The sixth step could be realized in Fig. 5C that the MEpink module had a strong positive correlation with macrophages. Among them, there were 149 genes in the pink module. In case of MM > 0.8 and GS > 0.5, 18 genes most relevant to macrophage infiltration were selected for following research. Table 1 exhibited the function of 18 genes. A barplot was drawn (Additional file 2: Figure S2), and these genes were highly expressed in tumors. A total of 18 genes were all up-regulated in tumor tissues in Heat map (Additional file 3: Figure S3). From the correlation heat map (Fig. 5D), we could know the co-expression relation between these genes. All the values were greater than 0.5, indicating that these genes were correlated with each pair, which was also confirmed by WGCNA. After finding the modules associated with the phenotypes, the PPI bar chart (Fig. 5E) was obtained. Genes were at the core position, and the genes could be screened according to different conditions. Cytoscape software was used to form Fig. 5F. CD86, CYBB, and C3AR1 were identified as hub genes.
Verifying the tissue expression level in THPA and GEPIA database
We obtained the transcription level of real hub genes from THPA. As Additional file 4: Figure S4A exhibited, the expression level of three hub genes was remarkably high in cancer tissues, which also supported our suppose. CYBB, C3AR1, and CD86 were highly correlated, and had high expression in GC (Additional file 4: Figure S4C-E). There was a rising trend in Additional file 4: Figure S4B, but taking out any of them had little effect on survival (p>0.05), indicating that, they might work together.
Verifying the protein expression level by IHC
After IHC staining, it was mostly intuitive that CD86 was highly up-regulated in GC tissues (Fig. 6A). Fig. 6B showed a rise of CYBB expression in tumor tissues compared to adjacent non-tumorous tissues. The positive cell density of C3AR1 was also higher in GC tissues than that in normal tissues (Fig. 6C). These results were consistent with THPA.
Verifying immune infiltration with TIMER
Using the TIMER website, we found the expression level of CD86, CYBB, and C3AR1 had a positive correlation with CD8+T Cells, CD4+T Cells, Macrophages, Neutrophils, and Dendritic cells (Fig. 7B). The degree of macrophage infiltration significantly affected the prognosis. Hence it is worthy of further research and exploration. These genes affected macrophages and had an impact on survival (5-year survival rate, 10-year survival rate and long term survival rate ) (Fig. 7A). In order to explore the relationship between gene copy number variation and immune infiltration abundance, SCNA module was used to analyze the effect of different somatic copy number alterations of CD86, CYBB and C3AR1 on the immune cell infiltration in GC. It showed that these genes had a great influence on immune cell infiltration (Fig. 7C).
Gene function analysis
From the GO enrichment pathway map, we acquainted these 18 genes that were mainly enriched in several pathways (Fig. 8A).
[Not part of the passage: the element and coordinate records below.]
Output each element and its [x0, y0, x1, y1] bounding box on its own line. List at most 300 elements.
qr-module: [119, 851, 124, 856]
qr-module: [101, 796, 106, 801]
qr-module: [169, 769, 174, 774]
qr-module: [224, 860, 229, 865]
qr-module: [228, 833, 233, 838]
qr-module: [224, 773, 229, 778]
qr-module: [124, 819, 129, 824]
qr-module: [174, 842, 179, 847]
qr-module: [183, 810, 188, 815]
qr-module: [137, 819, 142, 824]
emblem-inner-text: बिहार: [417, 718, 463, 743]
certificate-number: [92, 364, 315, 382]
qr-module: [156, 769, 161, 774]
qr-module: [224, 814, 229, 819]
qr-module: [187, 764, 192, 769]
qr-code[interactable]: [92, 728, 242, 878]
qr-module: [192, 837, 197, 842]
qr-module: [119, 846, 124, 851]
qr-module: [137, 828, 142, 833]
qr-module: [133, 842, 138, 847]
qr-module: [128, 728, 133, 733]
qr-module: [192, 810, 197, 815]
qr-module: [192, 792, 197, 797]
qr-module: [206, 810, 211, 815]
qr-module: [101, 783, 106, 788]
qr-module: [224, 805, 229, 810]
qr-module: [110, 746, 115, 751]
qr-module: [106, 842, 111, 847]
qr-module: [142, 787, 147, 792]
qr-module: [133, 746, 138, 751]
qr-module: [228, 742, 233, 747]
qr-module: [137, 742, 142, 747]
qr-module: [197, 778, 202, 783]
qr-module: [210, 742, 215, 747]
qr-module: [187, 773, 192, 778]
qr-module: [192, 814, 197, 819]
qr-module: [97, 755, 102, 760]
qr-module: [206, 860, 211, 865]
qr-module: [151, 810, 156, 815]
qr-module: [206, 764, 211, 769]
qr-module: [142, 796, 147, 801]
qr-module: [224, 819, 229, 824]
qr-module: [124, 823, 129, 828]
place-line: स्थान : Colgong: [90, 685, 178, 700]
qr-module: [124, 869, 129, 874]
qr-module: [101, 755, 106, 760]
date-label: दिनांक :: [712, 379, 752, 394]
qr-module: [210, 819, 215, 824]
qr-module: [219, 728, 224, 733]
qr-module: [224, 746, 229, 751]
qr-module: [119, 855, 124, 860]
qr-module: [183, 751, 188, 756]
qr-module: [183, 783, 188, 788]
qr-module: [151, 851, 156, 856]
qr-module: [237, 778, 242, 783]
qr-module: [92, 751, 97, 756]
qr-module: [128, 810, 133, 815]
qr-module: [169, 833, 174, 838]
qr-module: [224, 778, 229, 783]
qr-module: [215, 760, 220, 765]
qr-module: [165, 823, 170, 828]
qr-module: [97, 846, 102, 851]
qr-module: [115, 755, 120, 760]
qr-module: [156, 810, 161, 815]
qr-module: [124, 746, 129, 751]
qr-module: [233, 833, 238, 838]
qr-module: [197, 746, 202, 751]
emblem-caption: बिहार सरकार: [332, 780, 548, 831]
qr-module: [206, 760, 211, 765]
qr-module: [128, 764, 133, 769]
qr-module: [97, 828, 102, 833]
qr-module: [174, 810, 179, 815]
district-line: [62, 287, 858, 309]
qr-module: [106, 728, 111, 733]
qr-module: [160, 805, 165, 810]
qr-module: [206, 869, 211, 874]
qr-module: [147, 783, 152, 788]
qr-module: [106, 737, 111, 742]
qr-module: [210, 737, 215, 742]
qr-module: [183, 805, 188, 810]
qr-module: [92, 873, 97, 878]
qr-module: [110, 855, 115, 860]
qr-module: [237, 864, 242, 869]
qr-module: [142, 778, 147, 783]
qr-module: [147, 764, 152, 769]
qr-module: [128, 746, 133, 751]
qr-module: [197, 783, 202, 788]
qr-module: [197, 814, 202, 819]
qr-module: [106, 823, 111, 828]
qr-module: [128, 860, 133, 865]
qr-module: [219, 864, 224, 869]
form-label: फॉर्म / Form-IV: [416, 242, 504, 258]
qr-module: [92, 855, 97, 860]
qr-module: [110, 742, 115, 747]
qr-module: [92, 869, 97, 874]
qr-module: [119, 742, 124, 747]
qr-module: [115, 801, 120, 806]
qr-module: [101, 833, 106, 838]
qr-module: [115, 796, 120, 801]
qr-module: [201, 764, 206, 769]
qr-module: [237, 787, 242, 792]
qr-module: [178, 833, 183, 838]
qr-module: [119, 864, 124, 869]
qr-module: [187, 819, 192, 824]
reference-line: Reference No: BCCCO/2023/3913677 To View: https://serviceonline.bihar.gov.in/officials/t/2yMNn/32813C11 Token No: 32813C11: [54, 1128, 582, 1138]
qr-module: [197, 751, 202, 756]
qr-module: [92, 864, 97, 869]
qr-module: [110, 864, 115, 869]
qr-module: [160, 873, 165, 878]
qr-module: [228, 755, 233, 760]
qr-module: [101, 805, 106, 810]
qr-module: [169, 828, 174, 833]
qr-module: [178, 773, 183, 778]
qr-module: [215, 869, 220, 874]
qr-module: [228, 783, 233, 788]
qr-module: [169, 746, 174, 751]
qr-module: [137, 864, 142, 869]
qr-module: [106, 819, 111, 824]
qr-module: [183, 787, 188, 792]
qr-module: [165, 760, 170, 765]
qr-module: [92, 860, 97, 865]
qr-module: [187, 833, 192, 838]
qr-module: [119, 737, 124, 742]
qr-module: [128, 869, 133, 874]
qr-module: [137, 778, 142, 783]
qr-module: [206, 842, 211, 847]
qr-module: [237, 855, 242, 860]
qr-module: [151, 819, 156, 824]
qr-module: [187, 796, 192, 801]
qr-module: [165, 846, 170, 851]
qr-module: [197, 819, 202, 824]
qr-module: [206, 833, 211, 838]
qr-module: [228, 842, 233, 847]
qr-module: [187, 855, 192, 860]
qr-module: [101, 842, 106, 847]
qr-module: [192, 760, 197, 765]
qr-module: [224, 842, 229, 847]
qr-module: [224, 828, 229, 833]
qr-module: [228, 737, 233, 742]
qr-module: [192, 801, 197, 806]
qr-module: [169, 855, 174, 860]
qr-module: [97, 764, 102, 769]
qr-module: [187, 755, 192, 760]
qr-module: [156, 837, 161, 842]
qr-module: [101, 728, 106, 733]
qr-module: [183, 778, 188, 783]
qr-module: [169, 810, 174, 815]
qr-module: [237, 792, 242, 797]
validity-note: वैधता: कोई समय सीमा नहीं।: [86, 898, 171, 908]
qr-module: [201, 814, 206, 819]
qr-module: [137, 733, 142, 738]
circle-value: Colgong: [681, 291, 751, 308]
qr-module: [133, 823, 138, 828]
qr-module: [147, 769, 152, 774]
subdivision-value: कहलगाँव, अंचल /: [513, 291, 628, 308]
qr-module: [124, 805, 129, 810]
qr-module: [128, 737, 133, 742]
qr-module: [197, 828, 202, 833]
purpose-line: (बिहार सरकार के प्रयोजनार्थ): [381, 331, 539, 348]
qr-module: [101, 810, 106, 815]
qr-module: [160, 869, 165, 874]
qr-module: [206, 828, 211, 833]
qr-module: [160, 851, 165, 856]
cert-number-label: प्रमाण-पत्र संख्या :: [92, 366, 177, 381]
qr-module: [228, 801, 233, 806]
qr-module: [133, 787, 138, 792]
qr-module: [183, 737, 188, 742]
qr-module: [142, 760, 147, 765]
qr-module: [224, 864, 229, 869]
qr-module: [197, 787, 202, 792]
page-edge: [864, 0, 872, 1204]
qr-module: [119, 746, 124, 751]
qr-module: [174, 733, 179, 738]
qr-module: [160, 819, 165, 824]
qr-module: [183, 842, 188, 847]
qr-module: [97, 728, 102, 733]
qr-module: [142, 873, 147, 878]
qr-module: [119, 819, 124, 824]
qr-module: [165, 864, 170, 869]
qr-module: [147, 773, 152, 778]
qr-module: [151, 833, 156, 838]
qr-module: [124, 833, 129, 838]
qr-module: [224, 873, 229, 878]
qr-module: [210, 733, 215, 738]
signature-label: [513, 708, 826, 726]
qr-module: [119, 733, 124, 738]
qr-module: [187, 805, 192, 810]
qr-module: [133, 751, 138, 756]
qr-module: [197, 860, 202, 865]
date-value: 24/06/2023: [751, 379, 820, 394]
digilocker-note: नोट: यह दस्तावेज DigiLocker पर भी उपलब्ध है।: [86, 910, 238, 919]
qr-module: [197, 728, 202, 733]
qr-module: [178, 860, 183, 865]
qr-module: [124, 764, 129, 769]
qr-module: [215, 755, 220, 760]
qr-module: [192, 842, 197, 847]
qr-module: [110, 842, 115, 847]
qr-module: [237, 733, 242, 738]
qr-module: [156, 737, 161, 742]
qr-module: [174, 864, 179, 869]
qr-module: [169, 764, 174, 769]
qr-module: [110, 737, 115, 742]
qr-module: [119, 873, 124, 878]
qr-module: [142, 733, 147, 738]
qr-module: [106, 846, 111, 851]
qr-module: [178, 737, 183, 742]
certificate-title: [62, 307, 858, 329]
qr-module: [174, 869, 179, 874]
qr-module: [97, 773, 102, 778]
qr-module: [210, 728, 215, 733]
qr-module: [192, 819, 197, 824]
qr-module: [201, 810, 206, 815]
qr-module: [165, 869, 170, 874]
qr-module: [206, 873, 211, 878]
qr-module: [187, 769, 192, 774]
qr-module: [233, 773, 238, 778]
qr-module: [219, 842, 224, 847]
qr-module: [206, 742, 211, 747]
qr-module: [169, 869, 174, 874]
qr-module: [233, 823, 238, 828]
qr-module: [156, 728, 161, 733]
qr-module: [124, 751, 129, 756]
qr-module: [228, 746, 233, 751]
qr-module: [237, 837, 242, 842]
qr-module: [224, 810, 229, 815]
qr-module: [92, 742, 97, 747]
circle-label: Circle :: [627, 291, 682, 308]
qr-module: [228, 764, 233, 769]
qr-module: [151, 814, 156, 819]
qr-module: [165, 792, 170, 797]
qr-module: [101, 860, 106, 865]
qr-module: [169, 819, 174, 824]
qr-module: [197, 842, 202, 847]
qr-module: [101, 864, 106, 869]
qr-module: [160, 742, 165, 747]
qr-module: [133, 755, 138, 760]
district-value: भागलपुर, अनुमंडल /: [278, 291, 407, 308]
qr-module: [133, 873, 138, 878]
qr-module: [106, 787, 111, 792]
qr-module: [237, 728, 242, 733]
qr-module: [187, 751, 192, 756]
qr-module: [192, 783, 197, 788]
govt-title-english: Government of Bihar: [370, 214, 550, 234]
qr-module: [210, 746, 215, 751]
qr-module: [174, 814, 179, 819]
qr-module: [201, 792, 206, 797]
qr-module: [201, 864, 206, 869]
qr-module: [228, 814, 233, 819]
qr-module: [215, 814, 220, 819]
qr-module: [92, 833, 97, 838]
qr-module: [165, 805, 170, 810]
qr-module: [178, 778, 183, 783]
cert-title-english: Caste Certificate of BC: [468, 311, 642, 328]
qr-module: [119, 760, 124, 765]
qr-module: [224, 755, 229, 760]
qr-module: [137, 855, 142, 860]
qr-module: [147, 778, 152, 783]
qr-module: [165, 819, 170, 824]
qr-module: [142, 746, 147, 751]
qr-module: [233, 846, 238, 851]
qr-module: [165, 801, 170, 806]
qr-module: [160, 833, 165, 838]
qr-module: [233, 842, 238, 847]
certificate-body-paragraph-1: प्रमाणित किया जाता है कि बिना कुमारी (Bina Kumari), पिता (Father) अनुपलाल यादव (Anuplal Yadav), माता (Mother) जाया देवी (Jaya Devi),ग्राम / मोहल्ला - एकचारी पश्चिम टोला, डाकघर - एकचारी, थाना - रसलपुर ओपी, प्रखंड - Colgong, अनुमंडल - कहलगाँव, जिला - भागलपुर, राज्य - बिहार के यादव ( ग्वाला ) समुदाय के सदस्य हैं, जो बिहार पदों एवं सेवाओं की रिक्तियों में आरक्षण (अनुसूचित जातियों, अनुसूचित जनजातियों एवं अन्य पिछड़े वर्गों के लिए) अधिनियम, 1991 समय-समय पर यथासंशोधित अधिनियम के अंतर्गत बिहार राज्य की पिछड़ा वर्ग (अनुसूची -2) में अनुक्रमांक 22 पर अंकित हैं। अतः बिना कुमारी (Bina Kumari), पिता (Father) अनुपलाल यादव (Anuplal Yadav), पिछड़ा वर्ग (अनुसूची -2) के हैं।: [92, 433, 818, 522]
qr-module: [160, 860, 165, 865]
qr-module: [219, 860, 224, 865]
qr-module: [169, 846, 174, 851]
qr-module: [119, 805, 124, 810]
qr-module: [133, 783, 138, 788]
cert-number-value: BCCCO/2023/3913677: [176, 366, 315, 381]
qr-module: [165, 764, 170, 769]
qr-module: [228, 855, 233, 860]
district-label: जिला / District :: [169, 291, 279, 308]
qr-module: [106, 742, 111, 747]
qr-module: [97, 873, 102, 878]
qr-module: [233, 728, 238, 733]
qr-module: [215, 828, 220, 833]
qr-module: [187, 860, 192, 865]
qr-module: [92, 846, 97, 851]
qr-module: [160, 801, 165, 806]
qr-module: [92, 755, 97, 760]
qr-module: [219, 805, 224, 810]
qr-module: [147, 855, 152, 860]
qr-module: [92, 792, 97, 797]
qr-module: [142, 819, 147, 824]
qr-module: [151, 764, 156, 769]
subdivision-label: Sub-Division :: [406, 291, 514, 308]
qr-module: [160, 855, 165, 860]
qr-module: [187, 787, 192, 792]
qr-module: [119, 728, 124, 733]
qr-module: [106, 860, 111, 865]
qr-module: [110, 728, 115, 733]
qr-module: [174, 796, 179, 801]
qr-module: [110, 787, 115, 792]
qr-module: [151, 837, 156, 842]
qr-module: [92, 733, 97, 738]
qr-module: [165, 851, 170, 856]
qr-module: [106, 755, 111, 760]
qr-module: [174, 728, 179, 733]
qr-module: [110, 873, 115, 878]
These genes mainly regulated the production of tumor necrosis superfamily cytokines. Table 2 exhibited the details. In GC, another GO-Biological Process enrichment analysis of DEGs was displayed in Additional file 5: Table S1. It was delineated that these 18 genes were mainly enriched in the phagosome pathway in the KEGG enrichment pathway map (Fig. 8B). GO-Cellular Components, GO-Molecular Function, and KEGG pathway enrichment analysis of DEGs in GC samples were showed in Table 3.
ClueGO as a Cytoscape plugin that integrated gene ontology (GO) terminology and KEGG/BioCarta pathway were used to create a functionally ordered GO/pathway network[20]. After screening (p <0.05), C3AR1 participated in the regulation of mononuclear cell migration and monocyte chemotaxis. CD86 and CYBB involved in the regulation of cytokine biosynthetic process and interleukin-2 production (Fig. 8C).